Asking for forgiveness, not permission, does not apply when it comes to PCI.
As part of your organization’s PCI compliance program, you must have a defined process for establishing a new merchant account or a new payment process.
The institution’s overarching payment card policy should state that any department that is considering taking payment cards must undergo a thorough review before being allowed to accept card payments. This process will help to ensure that all components of payment card handling at the institution remain PCI compliant.
Prospective merchants should first complete an application for a new merchant account. Along with locations and contact information, the application should outline the business case and description of proposed payment activity, the estimated frequency and volume of transactions, the types of processing requested (online, in-person, mobile, etc.), as well the staff members who will be handling payment card information (request a copy of our template from your Customer Advocate Team). The requesting departments should also review the organization’s PCI compliance policies and procedures to ensure they will be able to fulfill all requirements.
The necessary review and approval process must be completed prior to entering into any third-party contracts, or purchasing software or equipment to process card payments. Remind all merchants that it is against policy to purchase any payment card equipment or sign any third-party agreements without approval from the PCI Team or other appropriate parties. This allows your organization to carefully evaluate all new merchant areas for potential security and compliance risks before they deploy a new payment solution and undiscovered security gaps escalate into larger issues for the institution.
Determine who will be responsible for approving new merchants. Typically, the finance team manages the banking relationship and holds the responsibility for setting up any new merchant accounts, but the review process may be a collaborative effort between the PCI Team, Finance (Controller or Treasury), and Information Technology. Depending on the complexity of the requested payment methods, you may also need to involve Procurement and other, specific departments to make sure all perspectives are covered.
Many organizations have standardized on a select list of payment processing solutions and equipment that have previously been reviewed and approved for use within their environments. Departments that are considering taking payments should consider those options first. Your organization may have a contract with a merchant services provider or a preferred payment gateway. If that is the case then merchants may be required to use their specified equipment or online web applications. If a new merchant has a business case that justifies the use of an alternate process or vendor, this must then be put through the review process and the merchant must understand that they may not be able to deploy the new solution as quickly as one that has already been vetted.
The final step in bringing a new merchant “live” and ready to accept card payments is, of course, ensuring all of their documentation is in-place. Prior to processing that first payment, and then on an ongoing basis, all merchants are required to create and maintain the following:
- Merchant/Device inventory
- Inspection logs of all payment card processing equipment
- Payment card data flow diagram
- Departmental payment card procedures (to include incident response procedures, procedures regarding the physical security of point of sale equipment, etc.)

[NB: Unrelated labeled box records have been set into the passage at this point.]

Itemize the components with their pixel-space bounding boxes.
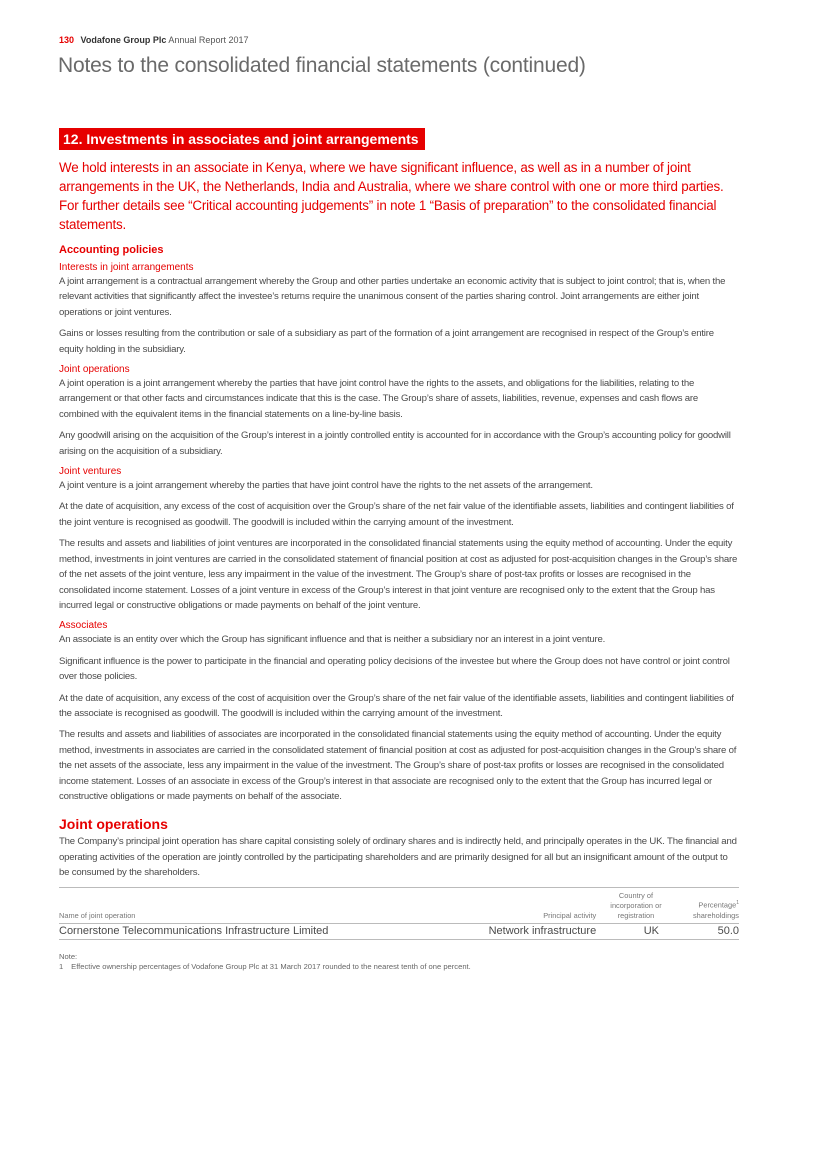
policy-paragraph: An associate is an entity over which the Group has significant influence and that is neither a subsidiary nor an interest in a joint venture. <box>59 634 606 646</box>
policy-block-associates <box>59 619 739 804</box>
policy-paragraph: Gains or losses resulting from the contribution or sale of a subsidiary as part of the formation of a joint arrangement are recognised in respect of the Group’s entire equity holding in the subsidiary. <box>59 328 714 355</box>
policy-paragraph: The results and assets and liabilities of joint ventures are incorporated in the consolidated financial statements using the equity method of accounting. Under the equity method, investments in joint ventures are carried in the consolidated statement of financial position at cost as adjusted for post-acquisition changes in the Group’s share of the net assets of the joint venture, less any impairment in the value of the investment. The Group’s share of post-tax profits or losses are recognised in the consolidated income statement. Losses of a joint venture in excess of the Group’s interest in that joint venture are recognised only to the extent that the Group has incurred legal or constructive obligations or made payments on behalf of the joint venture. <box>59 538 738 611</box>
cell-activity: Network infrastructure <box>467 923 596 939</box>
policy-paragraph: The results and assets and liabilities of associates are incorporated in the consolidated financial statements using the equity method of accounting. Under the equity method, investments in associates are carried in the consolidated statement of financial position at cost as adjusted for post-acquisition changes in the Group’s share of the net assets of the associate, less any impairment in the value of the investment. The Group’s share of post-tax profits or losses are recognised in the consolidated income statement. Losses of an associate in excess of the Group’s interest in that associate are recognised only to the extent that the Group has incurred legal or constructive obligations or made payments on behalf of the associate. <box>59 729 737 802</box>
cell-share: 50.0 <box>671 923 739 939</box>
cell-name: Cornerstone Telecommunications Infrastructure Limited <box>59 923 467 939</box>
policy-subheading: Associates <box>59 620 108 632</box>
policy-paragraph: A joint operation is a joint arrangement whereby the parties that have joint control have the rights to the assets, and obligations for the liabilities, relating to the arrangement or that other facts and circumstances indicate that this is the case. The Group’s share of assets, liabilities, revenue, expenses and cash flows are combined with the equivalent items in the financial statements on a line-by-line basis. <box>59 378 699 420</box>
main-content <box>59 128 739 972</box>
joint-operations-text: The Company’s principal joint operation has share capital consisting solely of ordinary shares and is indirectly held, and principally operates in the UK. The financial and operating activities of the operation are jointly controlled by the participating shareholders and are primarily designed for all but an insignificant amount of the output to be consumed by the shareholders. <box>59 836 737 879</box>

- Listing of all staff involved with accepting or handling payment cards
- Documented awareness training for all staff members
- Documented staff acknowledgements of the Payment Card Security Policy
- Third-party service provider compliance review
By educating your community on the requirements for obtaining approval prior to their request for a new merchant or payment process, they will hopefully be better prepared to partner with you and understand what their role will be. Clear communications ahead of time will help to avoid the discovery of “rogue” departments who have set up their own merchant accounts or signed contracts with third-party vendors. Once a contract or process is in place it is much more difficult to remediate the situation. It only takes one non-compliant merchant to throw the entire organization out of compliance, or even worse, be the cause of a payment card breach. Asking for forgiveness, not permission, does not apply when it comes to PCI.
Some additional guidance from the CampusGuard Customer Advocate team:
[Rivkin]: Especially during these unprecedented times, with departments operating remotely and in different ways than they may have previously, it is more important than ever to ensure your PCI team is staying connected with merchants and ensuring any new requests or changes are reviewed and in line with your institution’s requirements. CampusGuard usually works with the PCI team very early into our partnership to develop a documented process with a new merchant account application and annual merchant survey. This helps to establish an environment of open communication between the PCI team and all merchant areas across campus. We have seen great success when implementing and enforcing processes and procedures such as these, allowing teams to ensure ongoing PCI compliance efforts are consistent across even the largest organizations.